Joan of Arc's place of capture happened to be in the diocese of Beauvais, and although Cauchon was now only nominally Bishop of Beauvais, he still retained that title. Cauchon now placed himself, body and soul, at the disposal of the English, hoping thereby sooner to obtain the long-coveted Archbishopric of Rouen in exchange for helping his friends to the utmost in his power by furthering their schemes and in ridding them of their prisoner once and for ever. The bait held out by Winchester and Bedford was the Archbishopric of Rouen, and eagerly did Cauchon seize his prey. What added to his zeal was his wish to gratify base feelings of revenge on those who had thrust him out of his Bishopric of Beauvais, and on her without whose deeds he might have still been living in security in his palatial home there.

After a consultation with the leaders of the University of Paris, Cauchon arrived at the Burgundian camp before Compiègne on the 14th of July, and claimed Joan of Arc as prisoner from the keeping of the Duke of Burgundy. Cauchon justified his demand by letters which he had obtained from the doctors of the University, and he made the offer in the name of the child-king of England.

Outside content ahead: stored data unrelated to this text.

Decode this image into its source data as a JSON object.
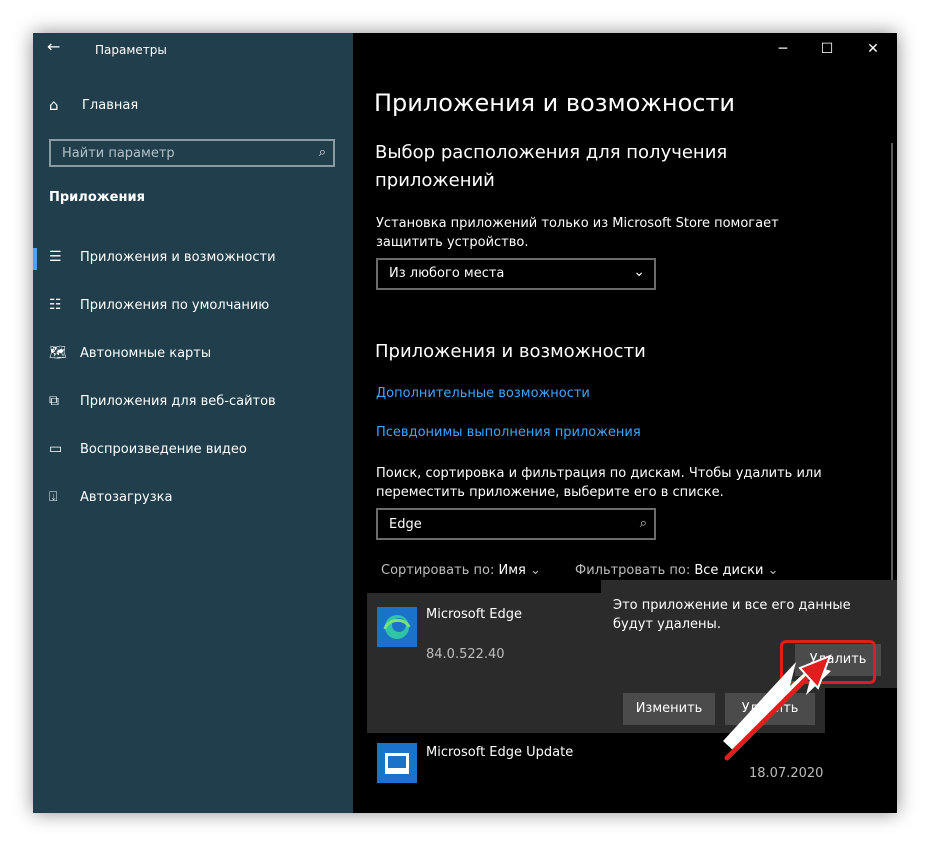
{
  "window": {
    "title": "Параметры",
    "minimize": "─",
    "maximize": "☐",
    "close": "✕"
  },
  "sidebar": {
    "back_icon": "←",
    "home_icon": "⌂",
    "home_label": "Главная",
    "search_placeholder": "Найти параметр",
    "search_icon": "⌕",
    "section": "Приложения",
    "items": [
      {
        "label": "Приложения и возможности",
        "icon": "☰"
      },
      {
        "label": "Приложения по умолчанию",
        "icon": "☷"
      },
      {
        "label": "Автономные карты",
        "icon": "🗺"
      },
      {
        "label": "Приложения для веб-сайтов",
        "icon": "⧉"
      },
      {
        "label": "Воспроизведение видео",
        "icon": "▭"
      },
      {
        "label": "Автозагрузка",
        "icon": "⍗"
      }
    ]
  },
  "main": {
    "title": "Приложения и возможности",
    "choose_location": {
      "heading": "Выбор расположения для получения приложений",
      "description": "Установка приложений только из Microsoft Store помогает защитить устройство.",
      "dropdown_value": "Из любого места",
      "dropdown_icon": "⌄"
    },
    "apps_section": {
      "heading": "Приложения и возможности",
      "link_optional": "Дополнительные возможности",
      "link_aliases": "Псевдонимы выполнения приложения",
      "search_description": "Поиск, сортировка и фильтрация по дискам. Чтобы удалить или переместить приложение, выберите его в списке.",
      "search_value": "Edge",
      "sort_label": "Сортировать по:",
      "sort_value": "Имя",
      "filter_label": "Фильтровать по:",
      "filter_value": "Все диски"
    },
    "apps": [
      {
        "name": "Microsoft Edge",
        "version": "84.0.522.40",
        "modify_label": "Изменить",
        "uninstall_label": "Удалить"
      },
      {
        "name": "Microsoft Edge Update",
        "date": "18.07.2020"
      }
    ]
  },
  "popup": {
    "message": "Это приложение и все его данные будут удалены.",
    "button_label": "Удалить"
  },
  "colors": {
    "sidebar_bg": "#203e4c",
    "accent": "#4aa3ff",
    "link": "#3fa6ff",
    "highlight": "#e01e1e"
  }
}
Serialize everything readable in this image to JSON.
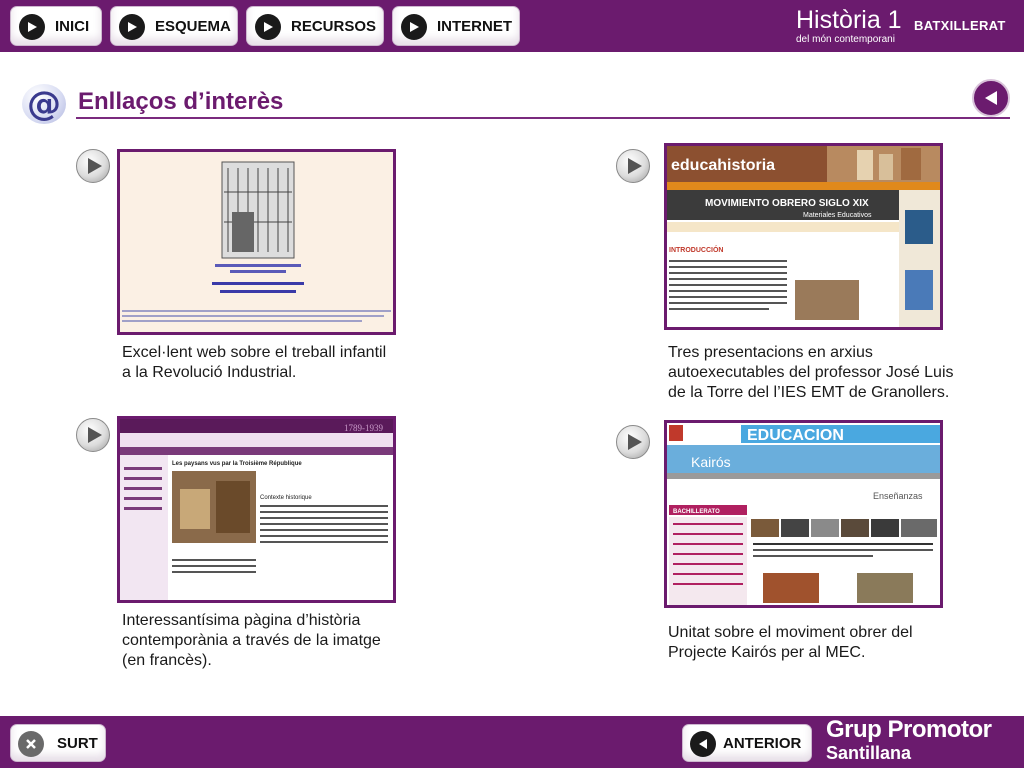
{
  "nav": {
    "items": [
      {
        "label": "INICI"
      },
      {
        "label": "ESQUEMA"
      },
      {
        "label": "RECURSOS"
      },
      {
        "label": "INTERNET"
      }
    ]
  },
  "brand": {
    "title": "Història 1",
    "level": "BATXILLERAT",
    "subtitle": "del món contemporani"
  },
  "page": {
    "title": "Enllaços d’interès"
  },
  "links": [
    {
      "lines": [
        "Excel·lent web sobre el treball infantil",
        "a la Revolució Industrial."
      ]
    },
    {
      "lines": [
        "Tres presentacions en arxius",
        "autoexecutables del professor José Luis",
        "de la Torre del l’IES EMT de Granollers."
      ]
    },
    {
      "lines": [
        "Interessantísima pàgina d’història",
        "contemporània a través de la imatge",
        "(en francès)."
      ]
    },
    {
      "lines": [
        "Unitat sobre el moviment obrer del",
        "Projecte  Kairós per al MEC."
      ]
    }
  ],
  "thumbs": {
    "educa": {
      "logo": "educahistoria",
      "banner": "MOVIMIENTO OBRERO SIGLO XIX",
      "sub": "Materiales Educativos",
      "section": "INTRODUCCIÓN"
    },
    "france": {
      "years": "1789-1939",
      "heading": "Les paysans vus par la Troisième République",
      "section": "Contexte historique"
    },
    "mec": {
      "banner": "EDUCACION",
      "kairos": "Kairós",
      "ense": "Enseñanzas",
      "bach": "BACHILLERATO"
    }
  },
  "footer": {
    "exit_label": "SURT",
    "prev_label": "ANTERIOR",
    "publisher_line1": "Grup Promotor",
    "publisher_line2": "Santillana"
  },
  "colors": {
    "accent": "#6b1b6e",
    "bar": "#6b1b6e"
  }
}
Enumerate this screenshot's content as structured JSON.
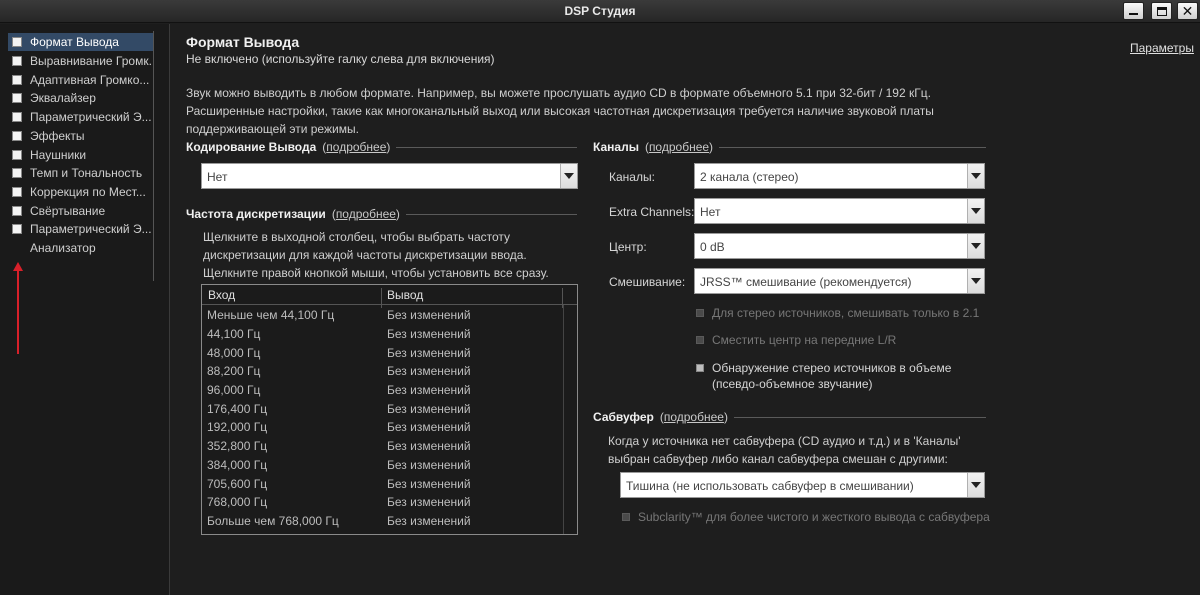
{
  "window": {
    "title": "DSP Студия",
    "minimize": "—",
    "maximize": "□",
    "close": "✕"
  },
  "sidebar": {
    "items": [
      {
        "label": "Формат Вывода",
        "active": true
      },
      {
        "label": "Выравнивание Громк..."
      },
      {
        "label": "Адаптивная Громко..."
      },
      {
        "label": "Эквалайзер"
      },
      {
        "label": "Параметрический Э..."
      },
      {
        "label": "Эффекты"
      },
      {
        "label": "Наушники"
      },
      {
        "label": "Темп и Тональность"
      },
      {
        "label": "Коррекция по Мест..."
      },
      {
        "label": "Свёртывание"
      },
      {
        "label": "Параметрический Э..."
      },
      {
        "label": "Анализатор"
      }
    ]
  },
  "header": {
    "title": "Формат Вывода",
    "subtitle": "Не включено (используйте галку слева для включения)",
    "params_link": "Параметры"
  },
  "intro": {
    "line1": "Звук можно выводить в любом формате. Например, вы можете прослушать аудио CD в формате объемного 5.1 при 32-бит / 192 кГц.",
    "line2": "Расширенные настройки, такие как многоканальный выход или высокая частотная дискретизация требуется наличие звуковой платы",
    "line3": "поддерживающей эти режимы."
  },
  "encoding": {
    "heading": "Кодирование Вывода",
    "more": "подробнее",
    "value": "Нет"
  },
  "samplerate": {
    "heading": "Частота дискретизации",
    "more": "подробнее",
    "desc1": "Щелкните в выходной столбец, чтобы выбрать частоту",
    "desc2": "дискретизации для каждой частоты дискретизации ввода.",
    "desc3": "Щелкните правой кнопкой мыши, чтобы установить все сразу.",
    "col_in": "Вход",
    "col_out": "Вывод",
    "rows": [
      {
        "in": "Меньше чем 44,100 Гц",
        "out": "Без изменений"
      },
      {
        "in": "44,100 Гц",
        "out": "Без изменений"
      },
      {
        "in": "48,000 Гц",
        "out": "Без изменений"
      },
      {
        "in": "88,200 Гц",
        "out": "Без изменений"
      },
      {
        "in": "96,000 Гц",
        "out": "Без изменений"
      },
      {
        "in": "176,400 Гц",
        "out": "Без изменений"
      },
      {
        "in": "192,000 Гц",
        "out": "Без изменений"
      },
      {
        "in": "352,800 Гц",
        "out": "Без изменений"
      },
      {
        "in": "384,000 Гц",
        "out": "Без изменений"
      },
      {
        "in": "705,600 Гц",
        "out": "Без изменений"
      },
      {
        "in": "768,000 Гц",
        "out": "Без изменений"
      },
      {
        "in": "Больше чем 768,000 Гц",
        "out": "Без изменений"
      }
    ]
  },
  "channels": {
    "heading": "Каналы",
    "more": "подробнее",
    "channels_label": "Каналы:",
    "channels_value": "2 канала (стерео)",
    "extra_label": "Extra Channels:",
    "extra_value": "Нет",
    "center_label": "Центр:",
    "center_value": "0 dB",
    "mix_label": "Смешивание:",
    "mix_value": "JRSS™ смешивание (рекомендуется)",
    "opt_stereo21": "Для стерео источников, смешивать только в 2.1",
    "opt_center_lr": "Сместить центр на передние L/R",
    "opt_detect1": "Обнаружение стерео источников в объеме",
    "opt_detect2": "(псевдо-объемное звучание)"
  },
  "subwoofer": {
    "heading": "Сабвуфер",
    "more": "подробнее",
    "desc1": "Когда у источника нет сабвуфера (CD аудио и т.д.) и в 'Каналы'",
    "desc2": "выбран сабвуфер либо канал сабвуфера смешан с другими:",
    "value": "Тишина (не использовать сабвуфер в смешивании)",
    "subclarity": "Subclarity™ для более чистого и жесткого вывода с сабвуфера"
  },
  "colors": {
    "accent": "#334a66",
    "arrow": "#d8202a",
    "background": "#1e1e1e"
  },
  "icons": {
    "annotation": "red-arrow-icon",
    "dropdown": "chevron-down-icon"
  }
}
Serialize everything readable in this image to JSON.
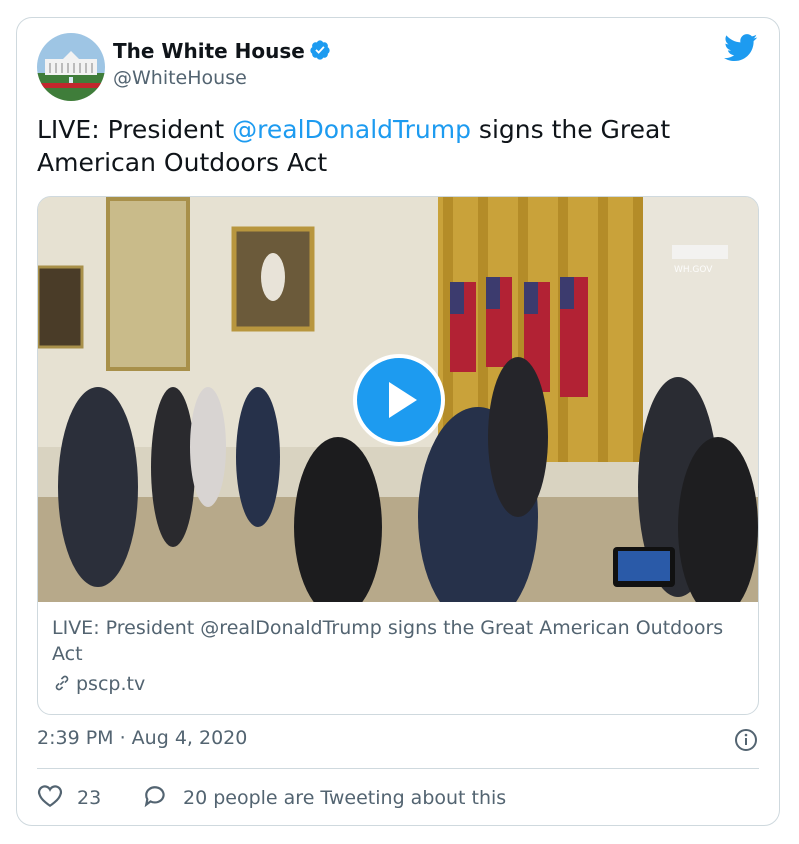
{
  "tweet": {
    "author_name": "The White House",
    "author_handle": "@WhiteHouse",
    "text_before": "LIVE: President ",
    "mention": "@realDonaldTrump",
    "text_after": " signs the Great American Outdoors Act",
    "timestamp": "2:39 PM · Aug 4, 2020",
    "like_count": "23",
    "tweeting_text": "20 people are Tweeting about this"
  },
  "media_card": {
    "title": "LIVE: President @realDonaldTrump signs the Great American Outdoors Act",
    "domain": "pscp.tv",
    "watermark": "WH.GOV"
  },
  "colors": {
    "link_blue": "#1d9bf0",
    "text_primary": "#0f1419",
    "text_secondary": "#536471",
    "border": "#cfd9de"
  },
  "icons": [
    "verified-badge-icon",
    "twitter-bird-icon",
    "play-icon",
    "link-icon",
    "info-icon",
    "heart-icon",
    "chat-bubble-icon"
  ]
}
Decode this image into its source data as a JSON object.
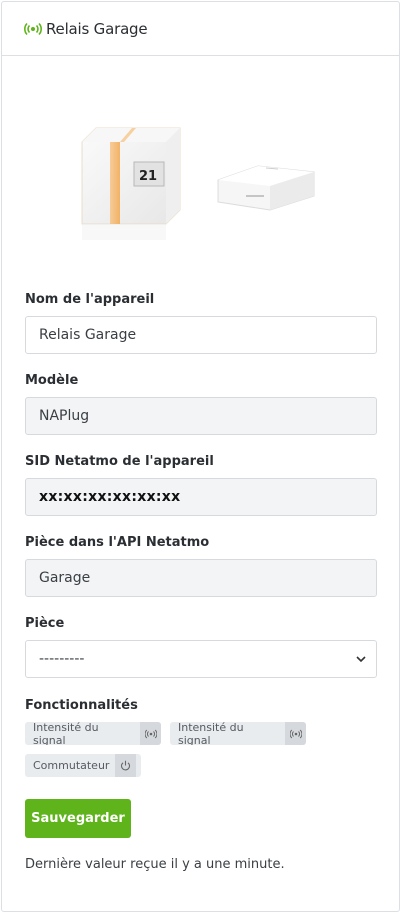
{
  "header": {
    "title": "Relais Garage",
    "icon": "signal-broadcast-icon",
    "icon_color": "#5fb41b"
  },
  "device_image": {
    "thermostat_display": "21"
  },
  "form": {
    "device_name": {
      "label": "Nom de l'appareil",
      "value": "Relais Garage"
    },
    "model": {
      "label": "Modèle",
      "value": "NAPlug"
    },
    "sid": {
      "label": "SID Netatmo de l'appareil",
      "value": "xx:xx:xx:xx:xx:xx"
    },
    "api_room": {
      "label": "Pièce dans l'API Netatmo",
      "value": "Garage"
    },
    "room": {
      "label": "Pièce",
      "selected": "---------"
    }
  },
  "features": {
    "label": "Fonctionnalités",
    "items": [
      {
        "label": "Intensité du signal",
        "icon": "signal-icon"
      },
      {
        "label": "Intensité du signal",
        "icon": "signal-icon"
      },
      {
        "label": "Commutateur",
        "icon": "power-icon"
      }
    ]
  },
  "actions": {
    "save_label": "Sauvegarder",
    "save_color": "#5fb41b"
  },
  "status": {
    "last_value": "Dernière valeur reçue il y a une minute."
  }
}
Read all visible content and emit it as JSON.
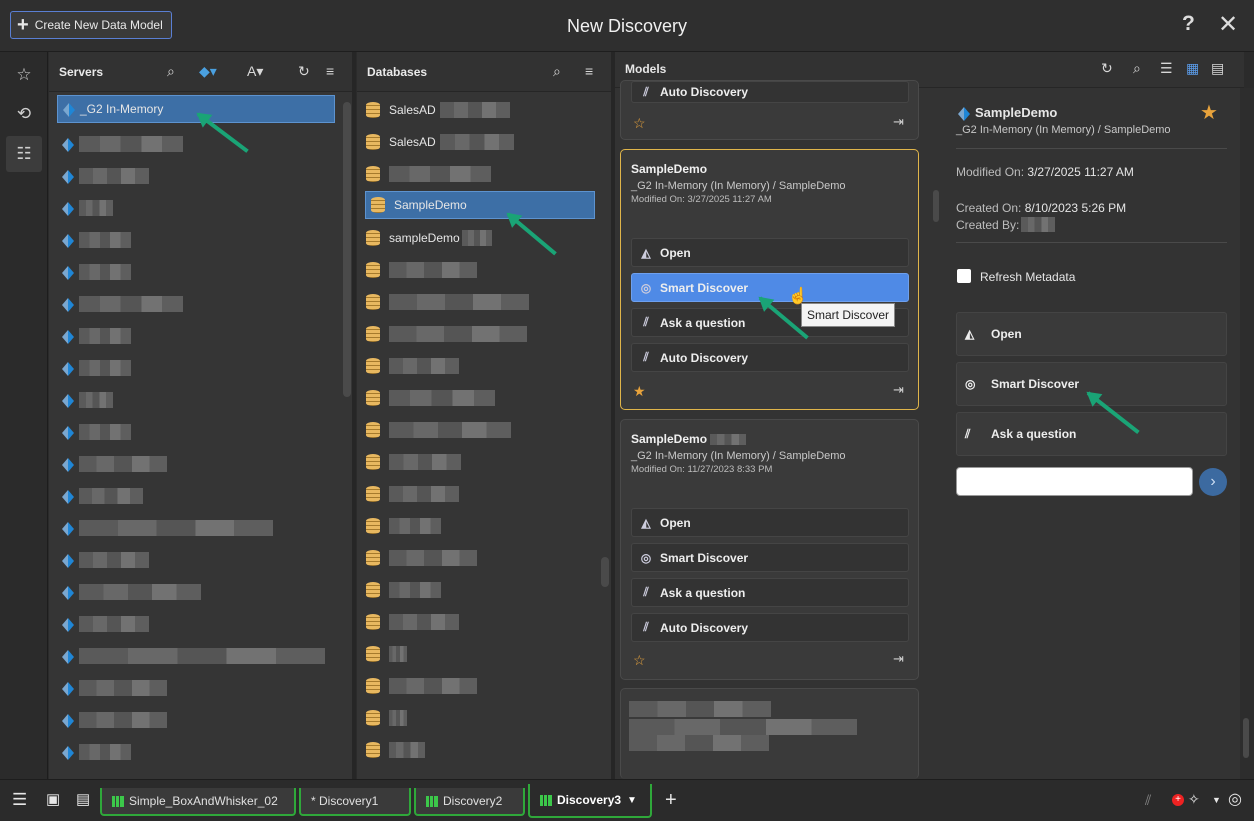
{
  "header": {
    "title": "New Discovery",
    "create_label": "Create New Data Model",
    "help": "?",
    "close": "✕"
  },
  "nav": {
    "icons": [
      "star-icon",
      "history-icon",
      "tree-icon"
    ]
  },
  "servers": {
    "header": "Servers",
    "selected": "_G2 In-Memory",
    "items_count_visible": 22
  },
  "databases": {
    "header": "Databases",
    "items": [
      "SalesAD",
      "SalesAD",
      "",
      "SampleDemo",
      "sampleDemo"
    ],
    "selected": "SampleDemo"
  },
  "models": {
    "header": "Models",
    "top_partial_action": "Auto Discovery",
    "cards": [
      {
        "name": "SampleDemo",
        "path": "_G2 In-Memory (In Memory) / SampleDemo",
        "modified": "Modified On: 3/27/2025 11:27 AM",
        "actions": [
          "Open",
          "Smart Discover",
          "Ask a question",
          "Auto Discovery"
        ],
        "starred": true
      },
      {
        "name": "SampleDemo",
        "path": "_G2 In-Memory (In Memory) / SampleDemo",
        "modified": "Modified On: 11/27/2023 8:33 PM",
        "actions": [
          "Open",
          "Smart Discover",
          "Ask a question",
          "Auto Discovery"
        ],
        "starred": false
      }
    ],
    "tooltip": "Smart Discover"
  },
  "detail": {
    "name": "SampleDemo",
    "path": "_G2 In-Memory (In Memory) / SampleDemo",
    "modified_label": "Modified On:",
    "modified_value": "3/27/2025 11:27 AM",
    "created_label": "Created On:",
    "created_value": "8/10/2023 5:26 PM",
    "created_by_label": "Created By:",
    "refresh_label": "Refresh Metadata",
    "actions": [
      "Open",
      "Smart Discover",
      "Ask a question"
    ],
    "question_value": ""
  },
  "taskbar": {
    "tabs": [
      "Simple_BoxAndWhisker_02",
      "* Discovery1",
      "Discovery2",
      "Discovery3"
    ],
    "add": "+"
  }
}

The sum handed over for the purchase of the prisoner was 10,000 livres tournois, equivalent to 61,125 francs of French money of to-day—about £2400 sterling. This was the ordinary price in that day for the ransom of any prisoner of high rank. Luxembourg, to his shame and that of his order, consented to the sale on those terms, and Cauchon soon returned with the news of his bargain to his English employers.

The whole transaction sounds more like what one might expect to have occurred amongst an uncivilised nation rather than among a people who prided themselves on their chivalry and their usages of fair-play in matters relating to warfare. That a high dignitary of the Church, and a countryman of Joan of Arc, should have bought her from a prince, the descendant of emperors and kings, also a countryman of the heroic Maid's, for English gold, is bad enough; and that the so-called 'good' Duke of Burgundy should have been a silent spectator of the infamous transaction, brands all the actors as among the most sordid and meanest of individuals. But what is infinitely worse is the fact that no steps appear to have been taken by Charles to rescue the Maid, or to attempt an exchange of her for any other prisoner or prisoners.